While Savage acknowledges that theory is essential in engineering education, she valued the hands-on element most.
“In your first year at Concordia, you take apart a car engine and put it back together again. I wanted to practice engineering not just study it,” she says. “The experiential learning at Concordia far outweighed other curricula I looked at, because I know that’s how I learn best.”
Savage didn’t enter a specific program right away. “I started out as an independent student,” she relates. “The ability to choose mechanical engineering one year into my studies was a perfect way to dip my toes into different topics before committing.”
Woman in engineering
It is no secret that women in engineering are significantly underrepresented in industry and education.
“I was one of few girls in Michael Rembacz’s class,” she recalls, referring to the manufacturing and machining instructor in the department. “And he made sure that everyone participated equally. He taught me how to build a gyroscope out of chunks of metal and he really helped build confidence in his students.”
Rembacz feels inclusion is an important element of teaching. “It creates a safe environment that nurtures learning experiences,” he says.
“My job is to provide all students access to the tools and the knowledge and let them explore. Regardless of gender, ethnicity or any other factors, their personal ‘aha’ moments and achievements are markers of success. It’s how I know that I’m doing things the right way.”
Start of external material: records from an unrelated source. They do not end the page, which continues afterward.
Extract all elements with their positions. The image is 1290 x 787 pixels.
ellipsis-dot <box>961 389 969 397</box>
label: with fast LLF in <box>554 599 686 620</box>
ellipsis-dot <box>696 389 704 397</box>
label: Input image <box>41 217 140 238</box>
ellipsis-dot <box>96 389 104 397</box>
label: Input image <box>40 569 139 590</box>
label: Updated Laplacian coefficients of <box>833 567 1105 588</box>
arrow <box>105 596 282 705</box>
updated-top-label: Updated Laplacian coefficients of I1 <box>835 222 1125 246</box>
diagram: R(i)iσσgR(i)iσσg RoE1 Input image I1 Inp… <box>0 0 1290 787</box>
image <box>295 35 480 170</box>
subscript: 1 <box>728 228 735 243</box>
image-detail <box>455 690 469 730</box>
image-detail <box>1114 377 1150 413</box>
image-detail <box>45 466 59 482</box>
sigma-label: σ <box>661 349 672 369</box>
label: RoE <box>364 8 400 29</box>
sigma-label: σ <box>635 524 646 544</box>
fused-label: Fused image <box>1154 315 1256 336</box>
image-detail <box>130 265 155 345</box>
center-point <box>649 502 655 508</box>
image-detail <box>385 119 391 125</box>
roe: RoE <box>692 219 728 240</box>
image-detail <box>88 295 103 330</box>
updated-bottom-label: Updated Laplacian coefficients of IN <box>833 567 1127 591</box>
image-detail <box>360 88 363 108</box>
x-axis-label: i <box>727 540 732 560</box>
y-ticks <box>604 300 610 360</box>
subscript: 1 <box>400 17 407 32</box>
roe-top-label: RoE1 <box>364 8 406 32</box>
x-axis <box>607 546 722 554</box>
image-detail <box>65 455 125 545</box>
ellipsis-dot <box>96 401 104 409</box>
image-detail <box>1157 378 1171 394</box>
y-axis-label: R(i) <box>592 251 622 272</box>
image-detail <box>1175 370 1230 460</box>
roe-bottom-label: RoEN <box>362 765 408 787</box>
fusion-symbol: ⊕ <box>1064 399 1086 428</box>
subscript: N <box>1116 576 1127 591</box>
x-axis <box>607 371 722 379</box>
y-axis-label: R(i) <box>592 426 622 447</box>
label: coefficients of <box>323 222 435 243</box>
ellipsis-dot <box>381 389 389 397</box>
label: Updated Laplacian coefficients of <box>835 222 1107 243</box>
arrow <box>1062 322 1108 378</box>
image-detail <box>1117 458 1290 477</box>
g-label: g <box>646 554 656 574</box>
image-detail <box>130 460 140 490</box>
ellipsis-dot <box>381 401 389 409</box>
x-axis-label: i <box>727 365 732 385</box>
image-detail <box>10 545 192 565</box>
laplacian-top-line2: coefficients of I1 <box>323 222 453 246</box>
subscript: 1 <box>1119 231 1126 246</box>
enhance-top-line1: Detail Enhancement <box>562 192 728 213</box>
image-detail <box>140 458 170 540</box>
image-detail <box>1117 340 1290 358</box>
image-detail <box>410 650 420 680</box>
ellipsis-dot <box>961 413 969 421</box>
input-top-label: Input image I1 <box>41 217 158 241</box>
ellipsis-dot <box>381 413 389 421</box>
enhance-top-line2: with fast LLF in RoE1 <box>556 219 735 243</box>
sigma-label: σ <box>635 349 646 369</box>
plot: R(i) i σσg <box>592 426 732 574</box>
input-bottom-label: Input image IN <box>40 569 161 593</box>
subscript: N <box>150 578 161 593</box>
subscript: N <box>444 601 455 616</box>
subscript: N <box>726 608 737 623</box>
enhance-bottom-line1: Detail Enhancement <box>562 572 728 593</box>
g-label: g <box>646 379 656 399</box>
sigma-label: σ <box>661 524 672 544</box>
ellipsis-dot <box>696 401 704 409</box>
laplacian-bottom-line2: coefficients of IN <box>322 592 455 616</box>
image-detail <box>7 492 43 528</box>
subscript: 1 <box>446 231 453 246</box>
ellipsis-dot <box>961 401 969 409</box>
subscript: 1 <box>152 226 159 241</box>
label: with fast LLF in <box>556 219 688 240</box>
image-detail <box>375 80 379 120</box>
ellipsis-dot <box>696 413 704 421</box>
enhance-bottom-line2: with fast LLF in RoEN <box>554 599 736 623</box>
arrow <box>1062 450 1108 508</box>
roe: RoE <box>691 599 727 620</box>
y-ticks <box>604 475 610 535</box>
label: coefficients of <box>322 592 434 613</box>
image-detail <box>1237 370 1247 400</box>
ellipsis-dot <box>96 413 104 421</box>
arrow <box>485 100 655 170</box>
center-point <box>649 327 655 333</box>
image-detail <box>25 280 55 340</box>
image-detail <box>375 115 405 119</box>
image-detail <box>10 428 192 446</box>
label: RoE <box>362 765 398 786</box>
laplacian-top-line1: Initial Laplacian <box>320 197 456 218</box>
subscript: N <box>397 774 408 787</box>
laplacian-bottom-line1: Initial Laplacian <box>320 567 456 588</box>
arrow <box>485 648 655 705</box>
One of Savage’s skills stood out for Rembacz. “Charlotte was a great communicator,” he says. “If she had a problem or struggled with a concept, she was proactive in identifying and tackling the challenge.”
Inspiration and transformation
Lyes Kadem, professor of mechanical, industrial and aerospace engineering, also sparked Savage’s curiosity. “Professor Kadem set the foundation for me to understand biomedical engineering at a high level, which allowed me to independently dig deeper for a better understanding of my research,” she says.
This knowledge came in handy when Savage met the founder of NXTSENS Microsystems, a micro technology manufacturer that hired Savage as a product developer during her studies. In 2016, she helped NXTSENS win the McGill Dobson Cup Award at the startup competition.
The future investors of HaiLa then approached Savage, who became one of the company’s founders.
Her big idea
Wireless devices use significant battery power when attempting to connect to WiFi or Bluetooth. Savage identified the need for a low-power communication platform that would reduce the size of wireless devices for medical applications such as implantables or heart monitoring wearables.
The idea is based on technology licensed from Stanford University in California. HaiLa’s Radioless technology allows sensor data to ride existing signals in the air, eliminating the need for a power-hungry radio — radios typically use energy to emit signals from the sensor itself to transmit data. This drastically reduces the carbon footprint of sensor devices at a global level.
“Had I not been exposed to the biomedical engineering world with Dr. Kadem, I am not sure I would have found that on my own,” she says. “For me, that’s the whole point of university — to explore your curiosities.”
“What happened in California was a silver lining that brought everything into focus. It shifted my perspective and changed what brought me feelings of fulfillment,” Savage says.
“I plan to one day create an inclusive community for minorities to explore sustainable technology without having to worry about inequality in the workplace.”
She also offers some words of wisdom for other students who have big ideas and want to see them through.
“Go to the university incubators. Surround yourself with like-minded people who have a wealth of experience and knowledge. Being part of a community that nurtures you and your ideas is paramount to achieving success.”